3093. Longest Common Suffix Queries

題目 / Problem

中文給你兩個字串陣列 wordsContainer 和 wordsQuery。對於每一個 wordsQuery[i]，要在 wordsContainer 裡找出一個字串，使它與 wordsQuery[i] 的最長公共後綴最長。後綴就是從字串「結尾」往前看的一段連續字元（例如 "abcd" 的後綴有 "d"、"cd"、"bcd"、"abcd"）。

如果有多個字串都共享同樣長度的最長公共後綴，就選長度最短的那一個；如果長度也一樣，就選在 wordsContainer 中出現最早（索引最小）的那一個。回傳一個整數陣列 ans，ans[i] 是被選中字串在 wordsContainer 裡的索引。注意空後綴 "" 也是合法的「公共後綴」，所以一定找得到答案。

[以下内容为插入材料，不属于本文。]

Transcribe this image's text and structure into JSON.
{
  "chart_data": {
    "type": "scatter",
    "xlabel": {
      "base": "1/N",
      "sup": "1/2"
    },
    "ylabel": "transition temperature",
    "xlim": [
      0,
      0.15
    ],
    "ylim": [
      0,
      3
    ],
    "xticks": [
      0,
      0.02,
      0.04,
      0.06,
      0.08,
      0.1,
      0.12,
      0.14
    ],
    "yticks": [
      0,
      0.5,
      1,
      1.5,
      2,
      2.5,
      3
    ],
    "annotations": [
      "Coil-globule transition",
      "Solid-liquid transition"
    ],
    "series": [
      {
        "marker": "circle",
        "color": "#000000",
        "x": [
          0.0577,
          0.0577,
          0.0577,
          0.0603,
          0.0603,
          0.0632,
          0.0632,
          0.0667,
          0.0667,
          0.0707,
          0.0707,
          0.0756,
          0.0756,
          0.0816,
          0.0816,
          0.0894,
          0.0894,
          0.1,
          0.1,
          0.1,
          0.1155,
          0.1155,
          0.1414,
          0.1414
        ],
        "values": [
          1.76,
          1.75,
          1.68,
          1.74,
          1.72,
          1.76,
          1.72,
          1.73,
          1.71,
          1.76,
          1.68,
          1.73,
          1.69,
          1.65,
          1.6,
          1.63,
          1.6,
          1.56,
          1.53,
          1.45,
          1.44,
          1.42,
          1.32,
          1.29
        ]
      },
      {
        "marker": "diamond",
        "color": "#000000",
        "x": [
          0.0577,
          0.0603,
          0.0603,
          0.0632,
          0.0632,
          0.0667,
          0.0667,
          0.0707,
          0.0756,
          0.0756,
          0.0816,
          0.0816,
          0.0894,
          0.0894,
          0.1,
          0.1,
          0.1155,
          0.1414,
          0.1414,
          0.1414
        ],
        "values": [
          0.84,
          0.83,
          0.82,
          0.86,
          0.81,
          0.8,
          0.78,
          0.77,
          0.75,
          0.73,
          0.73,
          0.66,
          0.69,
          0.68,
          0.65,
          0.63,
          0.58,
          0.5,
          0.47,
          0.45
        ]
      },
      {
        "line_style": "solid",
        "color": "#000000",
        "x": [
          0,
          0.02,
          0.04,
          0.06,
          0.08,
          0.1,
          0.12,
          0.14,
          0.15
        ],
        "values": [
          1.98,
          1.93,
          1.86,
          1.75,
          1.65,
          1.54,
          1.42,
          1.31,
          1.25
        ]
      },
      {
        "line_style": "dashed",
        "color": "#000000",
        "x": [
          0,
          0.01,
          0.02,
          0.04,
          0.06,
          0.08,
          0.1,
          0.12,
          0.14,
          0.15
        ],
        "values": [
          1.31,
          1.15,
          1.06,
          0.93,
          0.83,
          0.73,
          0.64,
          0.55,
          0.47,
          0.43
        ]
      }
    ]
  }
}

English You are given two string arrays wordsContainer and wordsQuery. For each wordsQuery[i], find a string in wordsContainer that shares the longest common suffix with it. A suffix is a contiguous chunk read from the end of a string (e.g. suffixes of "abcd" are "d", "cd", "bcd", "abcd").

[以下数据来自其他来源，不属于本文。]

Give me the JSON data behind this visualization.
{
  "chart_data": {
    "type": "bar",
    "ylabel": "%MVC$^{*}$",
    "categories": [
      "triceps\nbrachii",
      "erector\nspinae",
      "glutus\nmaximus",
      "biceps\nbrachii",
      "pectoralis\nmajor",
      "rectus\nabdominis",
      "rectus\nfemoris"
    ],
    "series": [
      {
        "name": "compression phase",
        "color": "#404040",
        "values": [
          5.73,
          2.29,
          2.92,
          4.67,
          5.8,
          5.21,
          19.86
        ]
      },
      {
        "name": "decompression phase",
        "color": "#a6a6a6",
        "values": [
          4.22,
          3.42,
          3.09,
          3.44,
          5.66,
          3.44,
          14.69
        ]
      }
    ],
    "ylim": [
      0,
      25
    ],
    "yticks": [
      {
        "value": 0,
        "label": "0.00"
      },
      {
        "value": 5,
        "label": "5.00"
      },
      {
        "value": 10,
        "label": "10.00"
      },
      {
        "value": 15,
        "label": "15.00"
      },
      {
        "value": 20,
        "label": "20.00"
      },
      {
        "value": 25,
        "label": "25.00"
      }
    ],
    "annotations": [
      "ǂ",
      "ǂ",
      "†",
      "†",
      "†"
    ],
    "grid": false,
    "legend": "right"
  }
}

If several container strings tie on the longest common suffix length, pick the one with the smallest length; if still tied, pick the one that appears earliest (smallest index). Return an integer array ans where ans[i] is the chosen string's index. The empty suffix "" always counts as a common suffix, so every query has an answer.

Constraints / 限制 - 1 <= wordsContainer.length, wordsQuery.length <= 10^4 - 1 <= wordsContainer[i].length, wordsQuery[i].length <= 5 * 10^3 - All characters are lowercase English letters. - Sum of wordsContainer[i].length ≤ 5 * 10^5; sum of wordsQuery[i].length ≤ 5 * 10^5.

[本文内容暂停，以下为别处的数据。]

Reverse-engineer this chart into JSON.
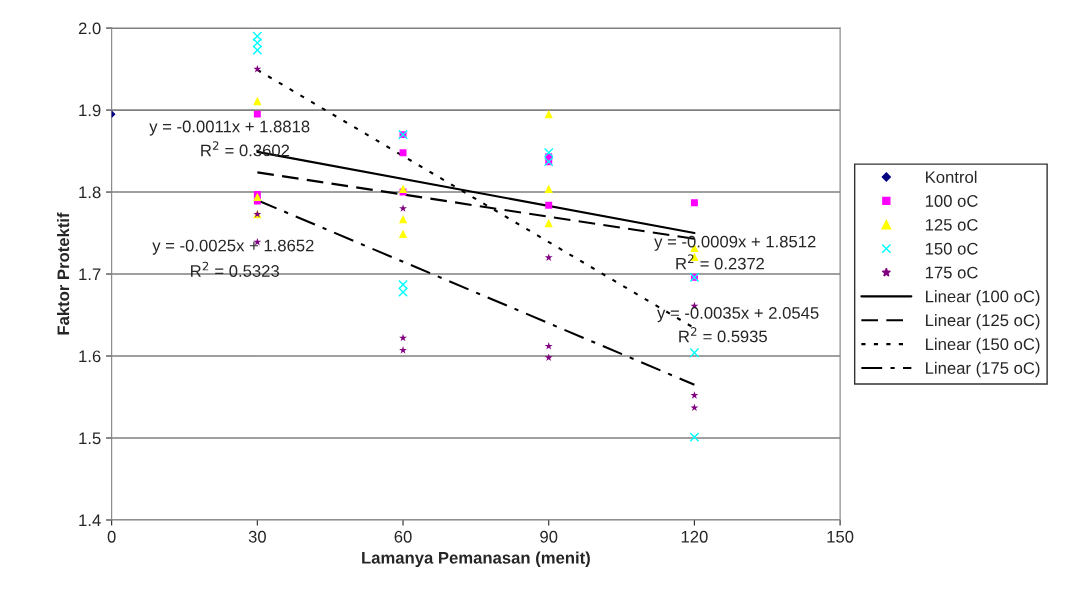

Worked example / 範例 wordsContainer = ["abcd","bcd","xbcd"], wordsQuery = ["cd","bcd","xyz"] → [1,1,1]. For "cd", all three share suffix "cd"; among them index 1 ("bcd", length 3) is shortest. For "xyz", nobody shares any suffix, so the common suffix is "" shared by all three — again the shortest is index 1.

名詞解釋 / Glossary

後綴 / suffix: 字串末尾的一段連續字元。比較「公共後綴」就是從兩個字串的最後一個字元開始往前逐字比對，看能連續匹配多少個。
反轉字串 / reversing a string: 把字串首尾顛倒。"abcd" → "dcba"。反轉後，比較「後綴」就變成比較「前綴」（開頭的一段），這讓問題更好處理。
前綴 / prefix: 字串開頭的一段連續字元。反轉之後，原本的最長公共後綴就等於最長公共前綴 / after reversing, longest common suffix becomes longest common prefix.
字典樹 / Trie (prefix tree): 一種樹狀資料結構，每條從根節點往下的路徑代表一個字串的前綴。共用相同前綴的字串會共用同一段路徑，所以查詢前綴非常快。Each edge is labelled with one letter; walking down spells out a prefix.
節點 / node: 字典樹中的一個點。這裡每個節點額外記錄「目前經過此節點的容器字串中，最佳的那個索引」/ each node stores the best container index among all words passing through it.
子節點陣列 / children array: 每個節點有 26 個槽位（對應 26 個小寫字母），children[c] = -1 表示該字母方向還沒有子節點。-1 is a sentinel meaning "no child yet".
哨兵值 / sentinel value: 用一個不可能是正常資料的特殊值來表示「空 / 不存在」，這裡用 -1。

思路

最直接的暴力法是：對每個查詢字串，逐一和每個容器字串比較，從尾巴往前數出公共後綴長度，再依規則挑最佳的。但容器和查詢都可能有 10^4 個，字串又可能長達 5×10^3，兩兩相比會是大約 10^8 × 5×10^3 的量級，遠遠超時。關鍵觀察是：很多字串的後綴是重疊的（例如 "abcd"、"bcd"、"xbcd" 都以 "bcd" 結尾），暴力法把這些重複的比較做了無數次。我們需要一個能「共享」這些公共後綴、只比一次的結構。提示告訴我們：把字串反轉，後綴就變前綴，而「處理一堆字串的公共前綴」正是字典樹 (Trie) 最擅長的事。於是做法是：把每個容器字串反轉後插入字典樹，插入時走過的每一個節點都代表「某個共同後綴」，我們在那個節點記錄「目前看到的最佳容器索引」。最佳的定義是：長度最短優先，長度相同則索引較小（較早）優先。因為我們是按索引由小到大插入的，所以只在「長度嚴格更短」時才覆蓋，這樣同長度時自然保留了較早的那個——這就是維持規則的關鍵不變量。查詢時，把查詢字串也反轉，從根節點沿著字母往下走，能走多深就走多深；停下來的那個節點記錄的最佳索引就是答案。如果第一步就走不下去（沒有共同後綴），就停在根節點，而根節點記錄的是全體中最短、最早的那個，正好符合空後綴的規則。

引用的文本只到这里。